Commentary by Jim Emberger,Telegraph Journal, 7 December 2018
The New Brunswick Anti-Shale Gas Alliance initially gave Premier Blaine Higgs’s throne speech a decent review. We’re now having second thoughts. In the speech, the new government made a strong statement against “inter-generational theft,” which it defined as stealing the future from our children by creating debt today that they would have to pay back.
That being a moral principle, we assumed it would be applied universally. The most poignant example of “inter-generational theft” is the failure to address climate change and environmental degradation by continuing our profligate use of fossil fuels.
We’re stealing any possibility of a good life from our children and grandchildren, leaving them an alien climate, stripped of the clean air, water, soil and intact ecosystems they will need to survive.
Because the speech did recognize climate change as a man-made problem that we must face, we reacted positively. The speech offered promising solutions, such as transitioning to a green economy, pointing toward a sustainable province in common cause with enlightened societies around the world.
To get there, we would rely on science-based decision making, including, “a legislative officer responsible for science and climate change, and to restore the independence of the recently dismantled public health system.”
We would achieve these goals not by courting corporations, but by dint of our small businesses and local ingenuity. What was there not to like about such ideas? While lacking details, the generalities and tone seemed positive.

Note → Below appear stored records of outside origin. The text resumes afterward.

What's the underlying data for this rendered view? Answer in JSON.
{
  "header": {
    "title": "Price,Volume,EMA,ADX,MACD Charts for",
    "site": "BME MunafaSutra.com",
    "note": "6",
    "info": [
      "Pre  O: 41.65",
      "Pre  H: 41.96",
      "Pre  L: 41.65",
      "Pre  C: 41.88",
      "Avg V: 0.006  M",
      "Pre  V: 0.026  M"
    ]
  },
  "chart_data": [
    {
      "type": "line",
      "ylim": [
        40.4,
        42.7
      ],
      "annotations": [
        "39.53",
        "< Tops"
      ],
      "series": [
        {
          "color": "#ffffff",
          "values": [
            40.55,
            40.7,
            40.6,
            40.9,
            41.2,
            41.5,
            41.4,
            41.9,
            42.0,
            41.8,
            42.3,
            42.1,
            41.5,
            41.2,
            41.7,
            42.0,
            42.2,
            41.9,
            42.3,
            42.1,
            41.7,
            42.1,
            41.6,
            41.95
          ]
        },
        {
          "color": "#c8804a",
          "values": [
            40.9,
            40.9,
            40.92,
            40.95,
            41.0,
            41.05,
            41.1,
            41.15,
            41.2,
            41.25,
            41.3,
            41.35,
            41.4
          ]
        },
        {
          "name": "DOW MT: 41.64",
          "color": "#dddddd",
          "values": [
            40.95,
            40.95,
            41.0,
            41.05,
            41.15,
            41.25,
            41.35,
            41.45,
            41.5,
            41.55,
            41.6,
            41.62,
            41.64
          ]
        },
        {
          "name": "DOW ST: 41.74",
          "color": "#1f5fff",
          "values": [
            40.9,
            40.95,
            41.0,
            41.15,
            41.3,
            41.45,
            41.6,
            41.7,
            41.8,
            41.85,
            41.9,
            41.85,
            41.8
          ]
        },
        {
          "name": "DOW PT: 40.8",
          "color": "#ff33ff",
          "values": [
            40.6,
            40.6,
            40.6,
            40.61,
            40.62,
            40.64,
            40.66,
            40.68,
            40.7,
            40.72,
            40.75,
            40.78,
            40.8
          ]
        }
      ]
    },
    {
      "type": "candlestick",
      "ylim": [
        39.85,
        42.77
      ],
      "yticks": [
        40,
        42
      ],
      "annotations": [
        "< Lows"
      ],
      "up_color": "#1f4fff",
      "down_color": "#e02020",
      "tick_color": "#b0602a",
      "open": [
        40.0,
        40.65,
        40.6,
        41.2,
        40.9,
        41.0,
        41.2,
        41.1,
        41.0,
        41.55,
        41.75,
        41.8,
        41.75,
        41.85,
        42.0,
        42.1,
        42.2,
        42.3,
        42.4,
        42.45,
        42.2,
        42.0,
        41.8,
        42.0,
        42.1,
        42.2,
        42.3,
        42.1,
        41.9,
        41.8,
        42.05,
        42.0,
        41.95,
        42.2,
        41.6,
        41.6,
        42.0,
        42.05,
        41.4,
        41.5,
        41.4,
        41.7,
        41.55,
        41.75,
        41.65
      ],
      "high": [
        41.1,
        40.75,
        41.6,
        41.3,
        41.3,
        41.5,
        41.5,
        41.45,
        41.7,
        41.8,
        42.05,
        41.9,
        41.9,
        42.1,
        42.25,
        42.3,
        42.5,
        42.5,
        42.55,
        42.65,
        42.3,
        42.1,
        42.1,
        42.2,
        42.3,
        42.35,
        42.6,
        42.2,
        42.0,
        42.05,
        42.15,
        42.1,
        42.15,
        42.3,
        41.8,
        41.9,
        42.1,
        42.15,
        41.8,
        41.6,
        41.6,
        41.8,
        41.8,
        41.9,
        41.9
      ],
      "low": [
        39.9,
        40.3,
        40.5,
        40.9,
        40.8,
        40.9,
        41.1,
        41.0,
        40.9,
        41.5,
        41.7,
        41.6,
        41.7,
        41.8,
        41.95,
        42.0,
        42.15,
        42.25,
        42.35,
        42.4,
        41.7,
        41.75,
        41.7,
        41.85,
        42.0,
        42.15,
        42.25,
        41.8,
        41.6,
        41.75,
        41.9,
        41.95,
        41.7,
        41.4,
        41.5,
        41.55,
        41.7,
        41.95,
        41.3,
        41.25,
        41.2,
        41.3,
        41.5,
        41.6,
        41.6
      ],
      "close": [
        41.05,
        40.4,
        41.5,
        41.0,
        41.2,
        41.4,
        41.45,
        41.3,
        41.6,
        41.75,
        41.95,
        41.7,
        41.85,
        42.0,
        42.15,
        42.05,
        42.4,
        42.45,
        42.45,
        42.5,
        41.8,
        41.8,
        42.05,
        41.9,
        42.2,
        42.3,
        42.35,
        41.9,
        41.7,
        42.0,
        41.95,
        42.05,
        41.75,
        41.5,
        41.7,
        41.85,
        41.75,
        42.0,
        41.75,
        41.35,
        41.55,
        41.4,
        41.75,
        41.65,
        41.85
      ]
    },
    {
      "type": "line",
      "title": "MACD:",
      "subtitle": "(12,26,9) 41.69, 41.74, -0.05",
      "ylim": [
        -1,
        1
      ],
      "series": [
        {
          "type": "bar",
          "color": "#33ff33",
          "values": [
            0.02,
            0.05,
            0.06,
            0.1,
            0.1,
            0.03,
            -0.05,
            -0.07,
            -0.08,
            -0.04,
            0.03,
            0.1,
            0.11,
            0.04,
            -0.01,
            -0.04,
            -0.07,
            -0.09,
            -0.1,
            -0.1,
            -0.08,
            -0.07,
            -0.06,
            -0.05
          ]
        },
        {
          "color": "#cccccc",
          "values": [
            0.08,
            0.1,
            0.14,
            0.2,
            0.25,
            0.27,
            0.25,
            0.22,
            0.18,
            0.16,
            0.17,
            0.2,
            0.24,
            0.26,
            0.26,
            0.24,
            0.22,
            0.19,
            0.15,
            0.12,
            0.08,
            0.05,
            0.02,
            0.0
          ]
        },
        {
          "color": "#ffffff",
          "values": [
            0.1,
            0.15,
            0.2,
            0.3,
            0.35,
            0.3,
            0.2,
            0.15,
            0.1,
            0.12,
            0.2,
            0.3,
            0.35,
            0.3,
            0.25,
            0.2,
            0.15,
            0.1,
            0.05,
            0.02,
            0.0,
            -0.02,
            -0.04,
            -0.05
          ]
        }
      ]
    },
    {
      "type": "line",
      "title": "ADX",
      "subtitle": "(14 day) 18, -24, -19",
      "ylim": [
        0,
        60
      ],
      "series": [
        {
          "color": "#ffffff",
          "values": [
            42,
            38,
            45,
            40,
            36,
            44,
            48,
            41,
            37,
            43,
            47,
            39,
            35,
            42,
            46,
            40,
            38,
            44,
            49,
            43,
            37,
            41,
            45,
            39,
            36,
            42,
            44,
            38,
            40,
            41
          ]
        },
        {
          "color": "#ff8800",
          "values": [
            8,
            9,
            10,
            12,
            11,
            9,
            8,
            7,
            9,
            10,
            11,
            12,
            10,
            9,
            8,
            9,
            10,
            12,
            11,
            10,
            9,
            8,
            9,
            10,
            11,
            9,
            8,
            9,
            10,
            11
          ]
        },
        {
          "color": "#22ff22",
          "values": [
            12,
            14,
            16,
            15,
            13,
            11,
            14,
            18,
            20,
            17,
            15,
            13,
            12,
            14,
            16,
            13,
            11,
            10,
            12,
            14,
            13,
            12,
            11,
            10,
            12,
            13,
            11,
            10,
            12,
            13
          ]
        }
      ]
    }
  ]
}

Then the next day the premier suggested lifting the moratorium on shale gas, and in one stroke squandered much goodwill.
The science he indicated we would rely on clearly states that responding to climate change means foregoing any new fossil fuels. We cannot even burn all those we already exploit. Current science also tells us that the methane leaking from the gas industry is a leading contributor to climate change, despite the premier quoting outdated industry phrases about gas being a transition fuel.
A reconstituted New Brunswick Ministry of Health is welcome, but many in-depth reviews of fracking by prestigious public health and medical institutions have already resulted in moratoria or bans.
And what about not catering to corporations? The premier says he will check Corridor Resources’ business case, yet he is already saying we need Corridor to make up for the loss of supply when Sable Island, Nova Scotia soon runs out of gas.
I attended the recent Maritime Energy Association conference on this very topic. Gas industry speakers stated clearly that Corridor was not considered an answer to this problem. There is more than enough pipeline capacity to bring in gas from elsewhere. The concern is simply that it will cost more. Regardless, the problem is immediate and Corridor is many years away from helping with either price or supply.
Besides, why would we lift the moratorium just for Corridor at a time when we should be encouraging all energy users to switch to renewable energy? That such questionable decisions are made without considering climate change is astounding.
A just-released paper reviewing 3,200 climate studies,“found traceable evidence for 467 pathways by which human health, water, food, economy, infrastructure and security have been recently impacted by climate hazards such as warming, heat waves, precipitation, drought, floods, fires, storms, sea-level rise and changes in natural land cover and ocean chemistry.”
These are current events, not predictions for our grandkids. Increasingly over time, we will experience multiple climate events occurring simultaneously. For example, in just one year New Brunswick had ice storms, drought, epic floods, heat waves, windstorms and new tick-borne diseases, to name just a few. The royalties from shale gas will not cover the costs of these climate calamities.
A new study in Nature Climate concluded that the current energy policies of just three nations – Russia, China and Canada – would produce 3 times more warming than the world’s targeted maximums – and seal our fate.
Visions of a New Brunswick prepared for the future by science-based decisions for the benefit and health of the population were apparently mere illusions, meant only to smooth the road to power. We’ve now returned to the reality of parties imposing ideology, mandate or no.
This paper’s Nov. 23 edition published the news that carbon dioxide and methane levels reached record highs last year, leading the World Meteorological Organization to state: “The science is clear. Without rapid cuts in CO2 and other greenhouse gases, climate change will have increasingly destructive and irreversible impacts on life on Earth. The window of opportunity for action is almost closed.”
In the last month every global climate science institution has issued the same warning. Premier Higgs, let’s at least give our grandkids some reasons to not look back at our policy choices with dismay.